L’imperialismo si scatenerebbe contro un’alzata di testa da parte del proletariato perché la riterrebbe ancora più pericolosa di quella nazional-borghese. In gioco non ci sarebbe più soltanto la necessità di reprimere un movimento partigiano, bensì un esempio di lotta di classe che poterebbe innescare un processo domino in tutta l’area e che avrebbe come obiettivo non solo quello di rintuzzare l’aggressività dell’imperialismo, ma metterebbe in discussione la sua stessa base economica: il capitalismo.

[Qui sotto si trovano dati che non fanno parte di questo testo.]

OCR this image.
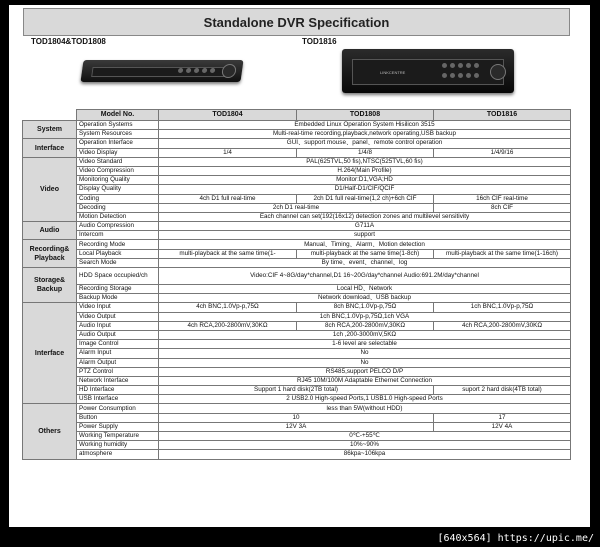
Standalone DVR Specification
TOD1804&TOD1808	TOD1816
LINKCENTRE
	Model No.	TOD1804	TOD1808	TOD1816
System	Operation Systems	Embedded Linux Operation System Hisilicon 3515		
	System Resources	Multi-real-time recording,playback,network operating,USB backup		
Interface	Operation Interface	GUI、support mouse、panel、remote control operation		
	Video Display	1/4	1/4/8	1/4/9/16
Video	Video Standard	PAL(625TVL,50 fis),NTSC(525TVL,60 fis)		
	Video Compression	H.264(Main Profile)		
	Monitoring Quality	Monitor:D1,VGA;HD		
	Display Quality	D1/Half-D1/CIF/QCIF		
	Coding	4ch D1 full real-time	2ch D1 full real-time(1,2 ch)+6ch CIF	16ch CIF real-time
	Decoding	2ch D1 real-time		8ch CIF
	Motion Detection	Each channel can set(192(16x12) detection zones and multilevel sensitivity		
Audio	Audio Compression	G711A		
	Intercom	support		
Recording& Playback	Recording Mode	Manual、Timing、Alarm、Motion detection		
	Local Playback	multi-playback at the same time(1-	multi-playback at the same time(1-8ch)	multi-playback at the same time(1-16ch)
	Search Mode	By time、event、channel、log		
Storage& Backup	HDD Space occupied/ch	Video:CIF 4~8G/day*channel,D1 16~20G/day*channel Audio:691.2M/day*channel		
	Recording Storage	Local HD、Network		
	Backup Mode	Network download、USB backup		
Interface	Video Input	4ch BNC,1.0Vp-p,75Ω	8ch BNC,1.0Vp-p,75Ω	1ch BNC,1.0Vp-p,75Ω
	Video Output	1ch BNC,1.0Vp-p,75Ω,1ch VGA		
	Audio Input	4ch RCA,200-2800mV,30KΩ	8ch RCA,200-2800mV,30KΩ	4ch RCA,200-2800mV,30KΩ
	Audio Output	1ch ,200-3000mV,5KΩ		
	Image Control	1-6 level are selectable		
	Alarm Input	No		
	Alarm Output	No		
	PTZ Control	RS485,support PELCO D/P		
	Network Interface	RJ45 10M/100M Adaptable Ethernet Connection		
	HD Interface	Support 1 hard disk(2TB total)		suport 2 hard disk(4TB total)
	USB Interface	2 USB2.0 High-speed Ports,1 USB1.0 High-speed Ports		
Others	Power Consumption	less than 5W(without HDD)		
	Button	10		17
	Power Supply	12V 3A		12V 4A
	Working Temperature	0℃-+55℃		
	Working humidity	10%~90%		
	atmosphere	86kpa~106kpa		
[640x564] https://upic.me/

Le varie frange della borghesia si comporterebbero analogamente, perché si vedrebbero rifiutare quell’aiuto militare e di sostegno sociale dei quali non poterebbero mai fare a meno nella lotta contro l’esercito occupante. Sfuggirebbe loro di mano la manovalanza, la carne da macello su cui costruire nell’immediato l’esercito nazionalista, e per il futuro, la base di consenso al potere politico. Sia perché vedrebbero, in un incipiente movimento proletario, al pari dell’im-perialismo, il nemico mortale da aggredire, da annientare con tutti i mezzi, prima ancora di rivolgere le armi verso il nemico esterno. In questo caso non lesinerebbero ferocia, massacri e pulizia etnica, stragi e decimazioni e atti di terrorismo nei confronti di quella parte della popolazione che sostenesse un movimento proletario pur non facendone direttamente parte. La storia della lotta di classe c’insegna che la violenza proletaria non è mai terrorismo, semmai la lotta di classe è oggetto di feroci prassi terroristiche sia da parte dell’imperialismo che da parte della sua borghesia.